Como confirmação do que se diz acima, no último dia 19 de março, festa de São José, foi anunciada uma nova Constituição Apostólica sobre a Cúria Romana e seu serviço à Igreja e ao mundo. A nova constituição entrará em vigor a partir do domingo, 5 de junho, festa de Pentecostes. Seu título diz muito sobre o conteúdo e principalmente a respeito da intenção e objetivo com os quais é promulgada: Praedicate evangelium.

O Papa não reforma a cúria apenas pelo desejo de reformá-la ou mesmo para afastá-la do que fizeram seus predecessores. Reforma-a para que possa realizar melhor seu serviço por excelência, que é a pregação do Evangelho, o anúncio da Boa Notícia de Jesus Cristo ao mundo de hoje. E a festa de Pentecostes é escolhida propositalmente para a entrada em vigor dessa reforma tão esperada e por fim realizada: é a festa da liberdade e da abertura universal. A festa na qual o Espírito, como artífice da linguagem total, quebra as barreiras linguísticas e semânticas, rompe as barreiras das diferenças e abre ouvidos e línguas ao diálogo e ao entendimento.

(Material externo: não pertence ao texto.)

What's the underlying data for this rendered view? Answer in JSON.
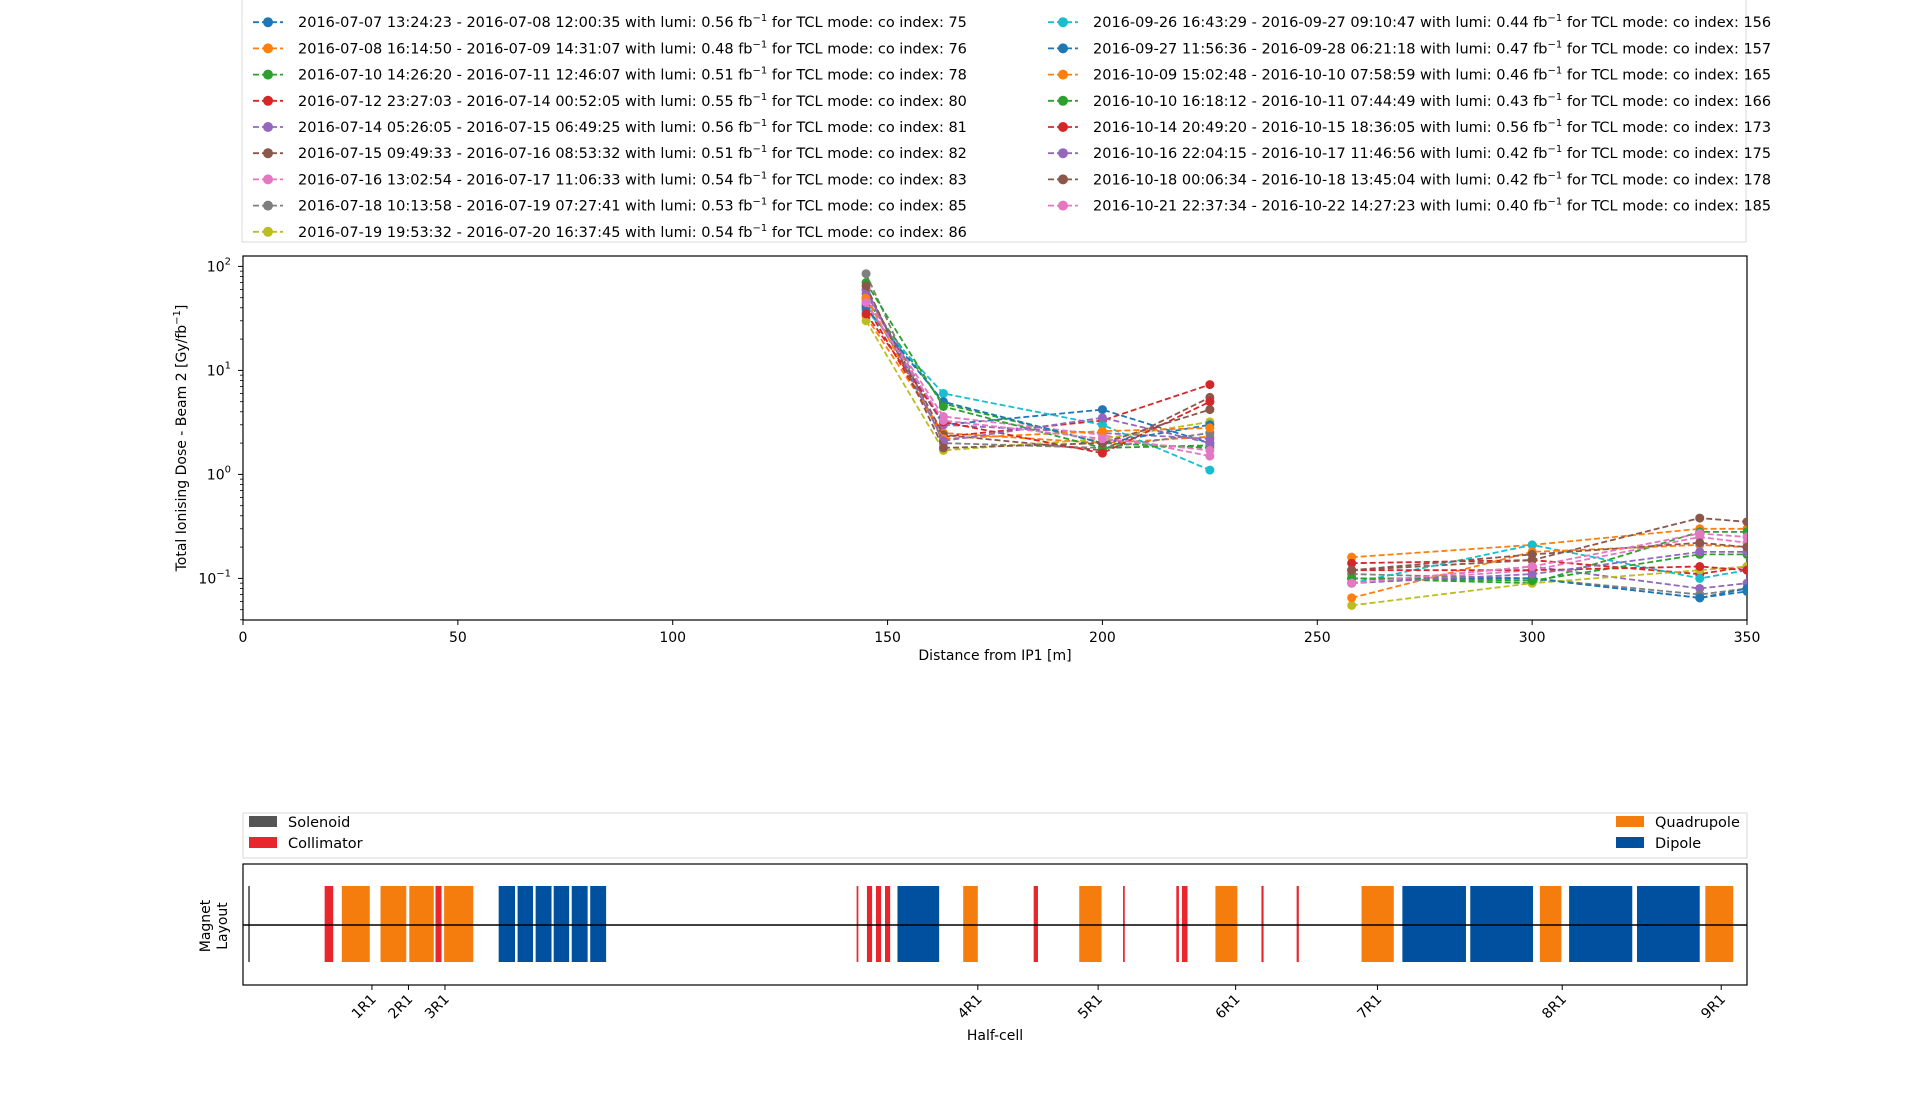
{
  "legend_entries": [
    {
      "text": "2016-07-07 13:24:23 - 2016-07-08 12:00:35 with lumi: 0.56 fb",
      "suffix": " for TCL mode: co index: 75",
      "color": "#1f77b4"
    },
    {
      "text": "2016-07-08 16:14:50 - 2016-07-09 14:31:07 with lumi: 0.48 fb",
      "suffix": " for TCL mode: co index: 76",
      "color": "#ff7f0e"
    },
    {
      "text": "2016-07-10 14:26:20 - 2016-07-11 12:46:07 with lumi: 0.51 fb",
      "suffix": " for TCL mode: co index: 78",
      "color": "#2ca02c"
    },
    {
      "text": "2016-07-12 23:27:03 - 2016-07-14 00:52:05 with lumi: 0.55 fb",
      "suffix": " for TCL mode: co index: 80",
      "color": "#d62728"
    },
    {
      "text": "2016-07-14 05:26:05 - 2016-07-15 06:49:25 with lumi: 0.56 fb",
      "suffix": " for TCL mode: co index: 81",
      "color": "#9467bd"
    },
    {
      "text": "2016-07-15 09:49:33 - 2016-07-16 08:53:32 with lumi: 0.51 fb",
      "suffix": " for TCL mode: co index: 82",
      "color": "#8c564b"
    },
    {
      "text": "2016-07-16 13:02:54 - 2016-07-17 11:06:33 with lumi: 0.54 fb",
      "suffix": " for TCL mode: co index: 83",
      "color": "#e377c2"
    },
    {
      "text": "2016-07-18 10:13:58 - 2016-07-19 07:27:41 with lumi: 0.53 fb",
      "suffix": " for TCL mode: co index: 85",
      "color": "#7f7f7f"
    },
    {
      "text": "2016-07-19 19:53:32 - 2016-07-20 16:37:45 with lumi: 0.54 fb",
      "suffix": " for TCL mode: co index: 86",
      "color": "#bcbd22"
    },
    {
      "text": "2016-09-26 16:43:29 - 2016-09-27 09:10:47 with lumi: 0.44 fb",
      "suffix": " for TCL mode: co index: 156",
      "color": "#17becf"
    },
    {
      "text": "2016-09-27 11:56:36 - 2016-09-28 06:21:18 with lumi: 0.47 fb",
      "suffix": " for TCL mode: co index: 157",
      "color": "#1f77b4"
    },
    {
      "text": "2016-10-09 15:02:48 - 2016-10-10 07:58:59 with lumi: 0.46 fb",
      "suffix": " for TCL mode: co index: 165",
      "color": "#ff7f0e"
    },
    {
      "text": "2016-10-10 16:18:12 - 2016-10-11 07:44:49 with lumi: 0.43 fb",
      "suffix": " for TCL mode: co index: 166",
      "color": "#2ca02c"
    },
    {
      "text": "2016-10-14 20:49:20 - 2016-10-15 18:36:05 with lumi: 0.56 fb",
      "suffix": " for TCL mode: co index: 173",
      "color": "#d62728"
    },
    {
      "text": "2016-10-16 22:04:15 - 2016-10-17 11:46:56 with lumi: 0.42 fb",
      "suffix": " for TCL mode: co index: 175",
      "color": "#9467bd"
    },
    {
      "text": "2016-10-18 00:06:34 - 2016-10-18 13:45:04 with lumi: 0.42 fb",
      "suffix": " for TCL mode: co index: 178",
      "color": "#8c564b"
    },
    {
      "text": "2016-10-21 22:37:34 - 2016-10-22 14:27:23 with lumi: 0.40 fb",
      "suffix": " for TCL mode: co index: 185",
      "color": "#e377c2"
    }
  ],
  "superscript": "−1",
  "chart_data": [
    {
      "type": "line",
      "xlabel": "Distance from IP1 [m]",
      "ylabel": "Total Ionising Dose - Beam 2 [Gy/fb",
      "ylabel_sup": "−1",
      "ylabel_close": "]",
      "xlim": [
        0,
        350
      ],
      "ylim_log10": [
        -1.4,
        2.1
      ],
      "yscale": "log",
      "xticks": [
        "0",
        "50",
        "100",
        "150",
        "200",
        "250",
        "300",
        "350"
      ],
      "ytick_mantissa": "10",
      "ytick_exponents": [
        "2",
        "1",
        "0",
        "−1"
      ],
      "grid": false,
      "group1_x": [
        145,
        163,
        200,
        225
      ],
      "group2_x": [
        258,
        300,
        339,
        350
      ],
      "series": [
        {
          "color": "#1f77b4",
          "g1": [
            45,
            3.0,
            4.2,
            2.0
          ],
          "g2": [
            0.1,
            0.1,
            0.065,
            0.075
          ]
        },
        {
          "color": "#ff7f0e",
          "g1": [
            33,
            2.5,
            2.0,
            2.3
          ],
          "g2": [
            0.16,
            0.21,
            0.3,
            0.3
          ]
        },
        {
          "color": "#2ca02c",
          "g1": [
            48,
            4.8,
            2.0,
            1.8
          ],
          "g2": [
            0.1,
            0.09,
            0.28,
            0.28
          ]
        },
        {
          "color": "#d62728",
          "g1": [
            42,
            2.3,
            3.3,
            7.3
          ],
          "g2": [
            0.14,
            0.15,
            0.11,
            0.13
          ]
        },
        {
          "color": "#9467bd",
          "g1": [
            55,
            3.0,
            2.5,
            2.2
          ],
          "g2": [
            0.09,
            0.13,
            0.08,
            0.09
          ]
        },
        {
          "color": "#8c564b",
          "g1": [
            60,
            2.4,
            1.7,
            5.5
          ],
          "g2": [
            0.12,
            0.15,
            0.38,
            0.35
          ]
        },
        {
          "color": "#e377c2",
          "g1": [
            50,
            3.6,
            2.4,
            1.5
          ],
          "g2": [
            0.09,
            0.12,
            0.25,
            0.22
          ]
        },
        {
          "color": "#7f7f7f",
          "g1": [
            85,
            2.0,
            1.8,
            2.5
          ],
          "g2": [
            0.11,
            0.1,
            0.07,
            0.08
          ]
        },
        {
          "color": "#bcbd22",
          "g1": [
            30,
            1.7,
            2.2,
            3.2
          ],
          "g2": [
            0.055,
            0.09,
            0.12,
            0.13
          ]
        },
        {
          "color": "#17becf",
          "g1": [
            38,
            6.0,
            3.0,
            1.1
          ],
          "g2": [
            0.09,
            0.21,
            0.1,
            0.12
          ]
        },
        {
          "color": "#1f77b4",
          "g1": [
            40,
            5.0,
            2.0,
            3.0
          ],
          "g2": [
            0.1,
            0.1,
            0.065,
            0.08
          ]
        },
        {
          "color": "#ff7f0e",
          "g1": [
            50,
            2.2,
            2.6,
            2.8
          ],
          "g2": [
            0.065,
            0.18,
            0.21,
            0.2
          ]
        },
        {
          "color": "#2ca02c",
          "g1": [
            70,
            4.5,
            1.8,
            1.9
          ],
          "g2": [
            0.1,
            0.095,
            0.17,
            0.17
          ]
        },
        {
          "color": "#d62728",
          "g1": [
            35,
            3.2,
            1.6,
            5.0
          ],
          "g2": [
            0.12,
            0.12,
            0.13,
            0.12
          ]
        },
        {
          "color": "#9467bd",
          "g1": [
            60,
            2.1,
            3.5,
            2.0
          ],
          "g2": [
            0.09,
            0.11,
            0.18,
            0.18
          ]
        },
        {
          "color": "#8c564b",
          "g1": [
            65,
            1.8,
            2.0,
            4.2
          ],
          "g2": [
            0.12,
            0.17,
            0.22,
            0.2
          ]
        },
        {
          "color": "#e377c2",
          "g1": [
            45,
            3.3,
            2.2,
            1.7
          ],
          "g2": [
            0.09,
            0.13,
            0.27,
            0.25
          ]
        }
      ]
    },
    {
      "type": "bar",
      "ylabel_line1": "Magnet",
      "ylabel_line2": "Layout",
      "xlabel": "Half-cell",
      "xlim": [
        0,
        350
      ],
      "legend": [
        {
          "label": "Solenoid",
          "color": "#555555"
        },
        {
          "label": "Collimator",
          "color": "#e8262b"
        },
        {
          "label": "Quadrupole",
          "color": "#f57d0e"
        },
        {
          "label": "Dipole",
          "color": "#0050a0"
        }
      ],
      "half_cell_ticks": [
        {
          "label": "1R1",
          "x": 30
        },
        {
          "label": "2R1",
          "x": 38.5
        },
        {
          "label": "3R1",
          "x": 47
        },
        {
          "label": "4R1",
          "x": 171
        },
        {
          "label": "5R1",
          "x": 199
        },
        {
          "label": "6R1",
          "x": 231
        },
        {
          "label": "7R1",
          "x": 264
        },
        {
          "label": "8R1",
          "x": 307
        },
        {
          "label": "9R1",
          "x": 344
        }
      ],
      "elements": [
        {
          "kind": "Solenoid",
          "x0": 1.2,
          "x1": 1.6
        },
        {
          "kind": "Collimator",
          "x0": 19,
          "x1": 21
        },
        {
          "kind": "Quadrupole",
          "x0": 23,
          "x1": 29.5
        },
        {
          "kind": "Quadrupole",
          "x0": 32,
          "x1": 38
        },
        {
          "kind": "Quadrupole",
          "x0": 38.7,
          "x1": 44.4
        },
        {
          "kind": "Collimator",
          "x0": 44.8,
          "x1": 46.2
        },
        {
          "kind": "Quadrupole",
          "x0": 46.8,
          "x1": 53.6
        },
        {
          "kind": "Dipole",
          "x0": 59.5,
          "x1": 63.3
        },
        {
          "kind": "Dipole",
          "x0": 63.9,
          "x1": 67.5
        },
        {
          "kind": "Dipole",
          "x0": 68.1,
          "x1": 71.8
        },
        {
          "kind": "Dipole",
          "x0": 72.3,
          "x1": 75.9
        },
        {
          "kind": "Dipole",
          "x0": 76.5,
          "x1": 80.2
        },
        {
          "kind": "Dipole",
          "x0": 80.8,
          "x1": 84.5
        },
        {
          "kind": "Collimator",
          "x0": 142.8,
          "x1": 143.2
        },
        {
          "kind": "Collimator",
          "x0": 145.2,
          "x1": 146.4
        },
        {
          "kind": "Collimator",
          "x0": 147.3,
          "x1": 148.5
        },
        {
          "kind": "Collimator",
          "x0": 149.4,
          "x1": 150.6
        },
        {
          "kind": "Dipole",
          "x0": 152.3,
          "x1": 162.0
        },
        {
          "kind": "Quadrupole",
          "x0": 167.6,
          "x1": 171.0
        },
        {
          "kind": "Collimator",
          "x0": 184.0,
          "x1": 185.0
        },
        {
          "kind": "Quadrupole",
          "x0": 194.6,
          "x1": 199.8
        },
        {
          "kind": "Collimator",
          "x0": 204.8,
          "x1": 205.2
        },
        {
          "kind": "Collimator",
          "x0": 217.2,
          "x1": 217.8
        },
        {
          "kind": "Collimator",
          "x0": 218.5,
          "x1": 219.8
        },
        {
          "kind": "Quadrupole",
          "x0": 226.3,
          "x1": 231.4
        },
        {
          "kind": "Collimator",
          "x0": 237.0,
          "x1": 237.5
        },
        {
          "kind": "Collimator",
          "x0": 245.2,
          "x1": 245.7
        },
        {
          "kind": "Quadrupole",
          "x0": 260.3,
          "x1": 267.8
        },
        {
          "kind": "Dipole",
          "x0": 269.8,
          "x1": 284.6
        },
        {
          "kind": "Dipole",
          "x0": 285.6,
          "x1": 300.2
        },
        {
          "kind": "Quadrupole",
          "x0": 301.8,
          "x1": 306.8
        },
        {
          "kind": "Dipole",
          "x0": 308.6,
          "x1": 323.3
        },
        {
          "kind": "Dipole",
          "x0": 324.4,
          "x1": 339.0
        },
        {
          "kind": "Quadrupole",
          "x0": 340.3,
          "x1": 346.8
        }
      ]
    }
  ]
}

Uma cúria pesada e carregada de excessivas estruturas não ajuda a esse diálogo que Francisco vem tentando incansavelmente realizar. Uma cúria reformada, mais enxuta e mais leve, seguramente será um instrumento poderoso para abrir caminhos e corações na direção de mais vida para todos, construindo uma fraternidade universal onde todos os seres vivos possam chegar à vida em plenitude.

É hora de aplaudir e louvar o pontífice por sua estratégia que não recua diante de nada que possa ajudar a Igreja a realizar o sonho de Jesus: o Reino de paz, justiça e amor.

MARIA CLARA BINGEMER ” JORNAL DO BRASIL” ( BRASIL)

Maria Clara Bingemer, professora do Departamento de Teologia da PUC-Rio e autora de Santidade: chamado à humanidade (Paulinas Editora), entre outras obras.